With a nice dinner with our son and daughter-in-law and grandchildren and a national basketball semi-final game awaiting us, we decided to wait until morning to try to fix our computer problem. But it nagged at me through the night and was among my first thoughts on Sunday morning. We keep our downstairs computer going 24/7. No one walks past the computer (in a high-traffic corner) without checking to see if any e-mail has arrived. We habitually check the weather (our browser's home page), and my wife will check for any activity on her social networking site. I check for any comments posted to this blog several times a day. And I do nearly daily searches of job listing in my search for a new career.
We're hooked on high-speed Internet. We might be able to give up cable TV (now that college basketball season is nearly over and college football hasn't begun). We might even get by without a land-line telephone. I might even give up my cell phone. But not high-speed Internet. We use it to send and receive photos, to communicate with children and other relatives in distant locales. When we can't remember something or don't know the answer or want to know more about anything, we "google it." And there are a gazillion YouTube videos I haven't seen yet (I was just watching the Dave Brubeck Quartet playing "Take Five," "Blue Rondo a la Turk" and "Unsquare Dance").

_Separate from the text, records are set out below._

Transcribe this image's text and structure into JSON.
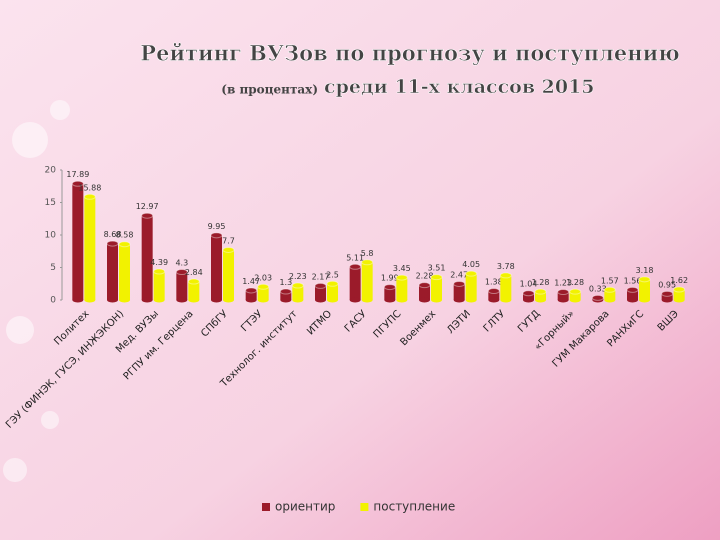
{
  "chart_data": {
    "type": "bar",
    "title": "Рейтинг ВУЗов по прогнозу и поступлению",
    "subtitle_note": "(в процентах)",
    "subtitle": "среди 11-х классов 2015",
    "categories": [
      "Политех",
      "ГЭУ (ФИНЭК, ГУСЭ, ИНЖЭКОН)",
      "Мед. ВУЗы",
      "РГПУ им. Герцена",
      "СПбГУ",
      "ГТЭУ",
      "Технолог. институт",
      "ИТМО",
      "ГАСУ",
      "ПГУПС",
      "Военмех",
      "ЛЭТИ",
      "ГЛТУ",
      "ГУТД",
      "«Горный»",
      "ГУМ Макарова",
      "РАНХиГС",
      "ВШЭ"
    ],
    "series": [
      {
        "name": "ориентир",
        "color": "#9b1b2a",
        "values": [
          17.89,
          8.68,
          12.97,
          4.3,
          9.95,
          1.47,
          1.3,
          2.17,
          5.11,
          1.99,
          2.28,
          2.47,
          1.38,
          1.04,
          1.23,
          0.33,
          1.56,
          0.95
        ]
      },
      {
        "name": "поступление",
        "color": "#f2f200",
        "values": [
          15.88,
          8.58,
          4.39,
          2.84,
          7.7,
          2.03,
          2.23,
          2.5,
          5.8,
          3.45,
          3.51,
          4.05,
          3.78,
          1.28,
          1.28,
          1.57,
          3.18,
          1.62
        ]
      }
    ],
    "ylim": [
      0,
      20
    ],
    "yticks": [
      0,
      5,
      10,
      15,
      20
    ],
    "legend": "bottom"
  }
}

Our computers have been reliable. We bought a cast-off Macintosh from my newspaper employer 10 or 12 years ago and have been Mac people since then (though my wife works in Windows at her job). The computer on which this is being written is 7 or 8 years old and has never given us any trouble. We bought our "new" computer about five years ago to get the new features (a DVD burner and faster processor) that we wanted. I added a wireless card to this computer and bought a wireless router so that we could have Internet access on both computers. It's not unusual to find both of us on the Internet at the same time.
Sunday morning I sat down at the computer and called our Internet provider. Because it was before 7 a.m., I was quickly connected to a tech person, who began walking me through the diagnostics. As I was about to follow her directive to restart the wireless router, I found the trouble: The ethernet cable from the modem to the router had come loose. Although I had checked the connection before, the looseness had gone unnoticed. I reseated the cable. Problem solved.
We are connected again. Hallelujah!
....addicted? Yep. You know there are programs for this type of addiction. They have a 12-step process. You ought to check it out. Good luck.